Most real estate professionals know the ins and outs of disclosing physical damage or immediate hazards about a home to potential buyers. Whether it’s faulty wiring in the basement or mold damage due to moisture, there’s a disclosure form for that. But what about issues with the property that aren’t so apparent — more psychological, stigmatized… or even haunted?
A stigmatized property is any building that has a detrimental issue that is not related to its physical condition. This could include a sordid history — say, a murder or suicide on the premises — or even a belief that the house has a supernatural visitor. In Illinois, the Real Estate License Act states that agents only have to disclose information that has a physical effect on the property; anything else would be considered a psychological defect or a stigma. “So, if we’re not talking about a defect in the physical condition, then we’re talking about a stigma or a psychological defect, if you will, that is really subjective,” said Betsy Urbance, general counsel and vice president of legal services for Illinois Realtors. The seriousness of the “defect” is determined by the parties involved in the sale.
Brokers in Illinois should count their blessings, as several other states throughout the country are much more exacting about their disclosure laws. In California, anything that could affect the material value of a home is required to be disclosed. That includes death and property that is stigmatized, such as a property that is known to have a haunting past. “Anything that affects, or could potentially affect, the material value of the property needs to be disclosed,” said Cindi Hagley, owner of The Hagley Group in Pleasanton, California. “If there’s been a death on the property in the last three years, that must be disclosed. Manner of death doesn’t need to be disclosed, but if we’re asked about it as licensed [real estate professionals], we want to disclose that if they ask about it.”
California’s departure from disclosure law might be best seen in the context of the state’s laser focus on consumer protection. Hagley noted that while disclosure laws like Illinois’ tend to benefit the listing agent and the seller, increased disclosures, such as those in her home state, clearly benefit buyers and their representatives.

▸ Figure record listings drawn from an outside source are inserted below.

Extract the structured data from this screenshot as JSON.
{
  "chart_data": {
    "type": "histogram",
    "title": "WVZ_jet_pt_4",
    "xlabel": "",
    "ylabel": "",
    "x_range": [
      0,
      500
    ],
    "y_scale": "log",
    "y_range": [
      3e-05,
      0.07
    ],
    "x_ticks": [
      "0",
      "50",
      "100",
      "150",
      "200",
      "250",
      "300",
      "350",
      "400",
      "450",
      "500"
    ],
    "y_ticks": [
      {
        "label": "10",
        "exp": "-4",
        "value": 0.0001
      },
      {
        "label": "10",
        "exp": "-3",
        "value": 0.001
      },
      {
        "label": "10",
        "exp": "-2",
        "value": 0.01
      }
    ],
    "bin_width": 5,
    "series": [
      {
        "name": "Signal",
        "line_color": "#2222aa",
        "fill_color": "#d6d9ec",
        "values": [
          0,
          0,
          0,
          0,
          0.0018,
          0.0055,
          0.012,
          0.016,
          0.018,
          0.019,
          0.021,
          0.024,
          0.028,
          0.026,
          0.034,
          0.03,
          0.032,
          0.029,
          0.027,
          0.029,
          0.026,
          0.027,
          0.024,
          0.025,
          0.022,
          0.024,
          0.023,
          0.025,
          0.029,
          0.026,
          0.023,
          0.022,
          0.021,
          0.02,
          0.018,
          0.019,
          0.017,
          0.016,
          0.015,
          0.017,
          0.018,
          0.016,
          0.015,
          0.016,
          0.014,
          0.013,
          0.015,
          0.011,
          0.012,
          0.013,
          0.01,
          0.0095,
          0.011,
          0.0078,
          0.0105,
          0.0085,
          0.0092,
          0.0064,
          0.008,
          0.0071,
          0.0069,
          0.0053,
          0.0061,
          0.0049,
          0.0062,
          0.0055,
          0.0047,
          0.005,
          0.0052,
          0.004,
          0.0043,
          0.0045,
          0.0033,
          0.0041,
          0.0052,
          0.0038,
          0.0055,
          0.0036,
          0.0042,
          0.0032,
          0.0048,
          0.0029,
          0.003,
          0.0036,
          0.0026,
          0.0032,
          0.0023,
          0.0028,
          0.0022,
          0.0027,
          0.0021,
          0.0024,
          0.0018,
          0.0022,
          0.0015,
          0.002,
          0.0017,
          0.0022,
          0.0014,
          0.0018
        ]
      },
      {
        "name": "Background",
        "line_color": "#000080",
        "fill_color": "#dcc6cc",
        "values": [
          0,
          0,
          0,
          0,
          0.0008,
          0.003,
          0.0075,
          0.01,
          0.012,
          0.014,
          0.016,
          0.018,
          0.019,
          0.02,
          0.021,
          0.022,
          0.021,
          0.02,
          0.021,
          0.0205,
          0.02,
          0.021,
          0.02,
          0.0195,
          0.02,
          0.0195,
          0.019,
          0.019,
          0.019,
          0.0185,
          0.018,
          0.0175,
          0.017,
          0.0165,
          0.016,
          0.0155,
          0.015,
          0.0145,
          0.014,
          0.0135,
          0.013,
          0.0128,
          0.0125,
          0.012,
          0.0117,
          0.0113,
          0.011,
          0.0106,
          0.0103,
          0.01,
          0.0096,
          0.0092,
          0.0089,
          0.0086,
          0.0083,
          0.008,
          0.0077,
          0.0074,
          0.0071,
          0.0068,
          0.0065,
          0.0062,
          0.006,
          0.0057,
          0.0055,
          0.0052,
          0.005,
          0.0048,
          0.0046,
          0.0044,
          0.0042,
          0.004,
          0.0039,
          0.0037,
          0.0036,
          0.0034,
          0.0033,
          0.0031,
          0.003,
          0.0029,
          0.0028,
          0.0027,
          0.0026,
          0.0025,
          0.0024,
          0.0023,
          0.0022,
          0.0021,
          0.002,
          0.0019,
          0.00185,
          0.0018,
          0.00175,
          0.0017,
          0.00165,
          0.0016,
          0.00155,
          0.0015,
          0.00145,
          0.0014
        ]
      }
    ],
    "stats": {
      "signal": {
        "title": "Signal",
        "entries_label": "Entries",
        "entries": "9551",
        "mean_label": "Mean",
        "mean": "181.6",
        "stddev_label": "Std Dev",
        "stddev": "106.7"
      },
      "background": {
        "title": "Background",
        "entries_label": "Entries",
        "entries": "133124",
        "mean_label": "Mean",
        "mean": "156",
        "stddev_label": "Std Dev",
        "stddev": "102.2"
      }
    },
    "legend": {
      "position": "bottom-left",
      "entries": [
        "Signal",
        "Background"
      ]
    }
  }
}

Hagley, who’s known throughout California as the stigmatized home specialist, noted that it’s not just about ghostly visitors. “Stigmatized homes could be a meth lab,” she said, noting that haunted houses are relatively rare. As a national consultant, she always recommends that agents disclose as much as possible, even if the state doesn’t require it. “If there was a mass murder on a piece of property and a buyer who was looking from out of state doesn’t know this, I think the buyer should know that that happened,” she said, noting that the buyer could have a case for a lawsuit.
Urbance calls it the “neighbors always tell” rule. If given the chance, locals will often let potential buyers know of any gruesome or weird occurrences that have happened at the house. “I always suggest that they have a sensitive and/or frank discussion with the seller reminding the seller to talk to their attorney first and foremost. That’s No. 1, and No.2: Consider the fact that the neighbors always tell stories.”
The Illinois disclosure laws don’t look like they will see any big change anytime soon, specifically when it comes to homes that are stigmatized as haunted. “How do you prove the ghost, right? Even if you watch those crazy TV shows that my kids watch, I’d argue it’s static,” said Urbance. Illinois recently went through an extensive revision of their license act, and zero discussion was had about the disclosure segment of the law.
Agents across the country have had to deal with spooky homes that have a pretty dark history. Robert Giambalvo, a Redfin agent based in California, recently sold the infamous Los Angeles house where members of the Manson Family killed Leno and Rosemary LaBianca in 1969. The “Ghost Adventures” host Zak Bagans bought the home, which makes obvious sense for his interest in the supernatural. Giambalvo said he didn’t experience anything strange or out of the ordinary while showing the home, but his biggest challenge was weeding out the serious clients from the Instagrammers wanting a photo-op. “We probably had over a hundred tour requests, probably only showed it to about 20 people,” said Giambalvo. “There’s no photography allowed… they have to demonstrate their ability to purchase.” This included clients showing Giambalvo their bank statements and getting preapproved by their banks.
Aside from the home’s gruesome history, the 280-degree views of downtown LA made the home desirable to many, said Giambalvo. Many buyers didn’t even ask him questions about the home’s past. “How long does something need to pass where something like that becomes insignificant?” he asked. “I bet you that most of the people that saw the house were probably born after 1968, so it’s not really a significant thing to them.”
Hagley’s advice when showing stigmatized homes is to keep your emotions out of it when dealing with a buyer. “If you’re showing an allegedly haunted home, be neutral because you don’t know how that prospective buyer feels,” she said. “If you’re in a home, be respectful. Also, if you do believe in the paranormal, the last thing you want to do is upset one of these spirits.”